A single-centre open-label intervention study was performed in a mixed 30-bed academic ICU, approved by the local medical ethics committee. Inclusion criteria: admission after a witnessed cardiac arrest, presenting with ventricular fibrillation or tachycardia, return of spontaneous circulation within 30 minutes, treatment with hypothermia. Exclusion criteria: pre-existing neurological disorders or the need for a FiO2 >50% or >10 mmHg PEEP on ICU admission. Helium was administered during 3 hours as a 1:1 mixture with oxygen, using a Servo-i ventilator. An independent data safety monitoring board reviewed all problems arising from the helium ventilation itself and all fatalities. Poor outcome was assessed with the Glasgow Outcome Score at 30 days: death and vegetative state were defined as poor outcome. Data are presented as mean ± SD or numbers and proportions.
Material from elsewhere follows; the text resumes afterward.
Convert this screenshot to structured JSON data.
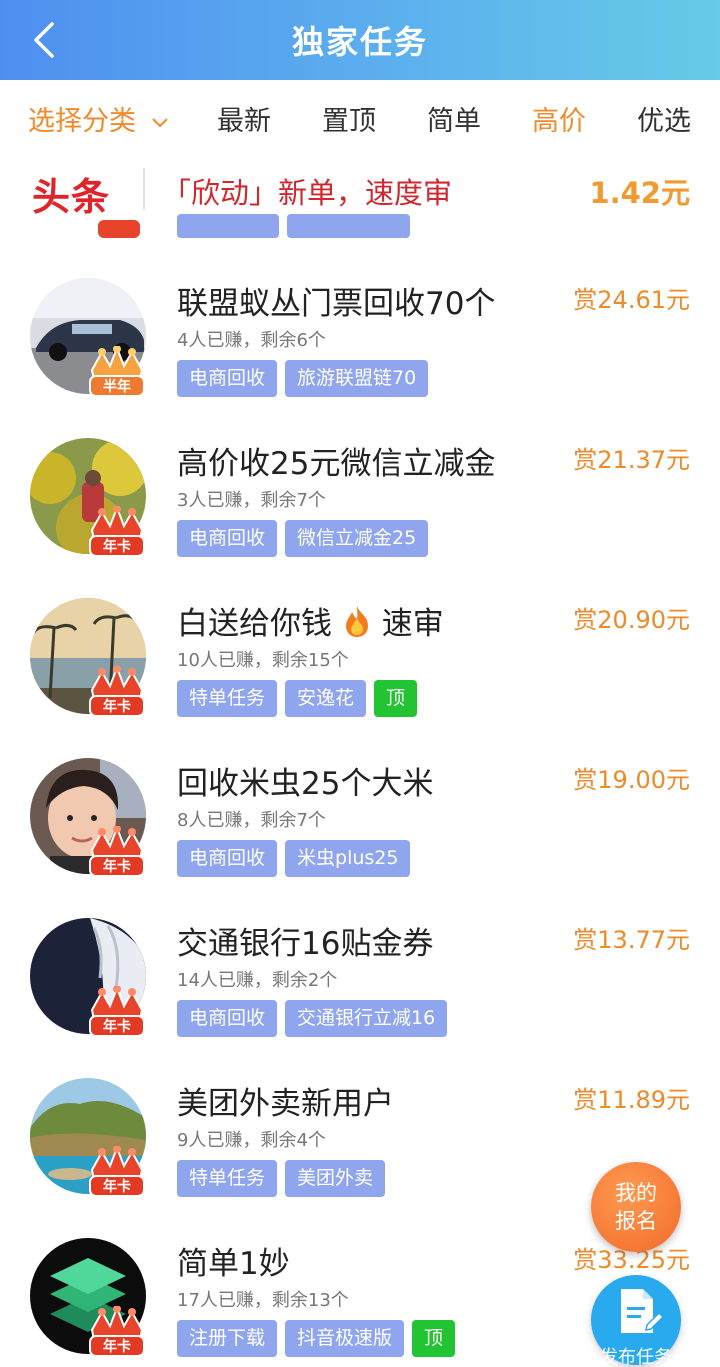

In total 25 patients were included, 20 (80%) male, age 64.8 ± 12.1 years, APACHE II score 20.0 ± 8.6, SAPS II 53.6 ± 18.6. Helium treatment was started 4:57 ± 0:54 hours after arrest. In one patient the treatment was stopped due to inadequate ventilation using the preset limits. This was not due to the helium ventilation and no adverse events due to helium ventilation were noted. Overall, nine (36%) patients had a poor outcome.
In this small study, we encountered no problems associated with helium treatment in patients admitted to the ICU after cardiac arrest. This opens the way for studies investigating the hypothesis that helium treatment reduces neurological injury in these patients.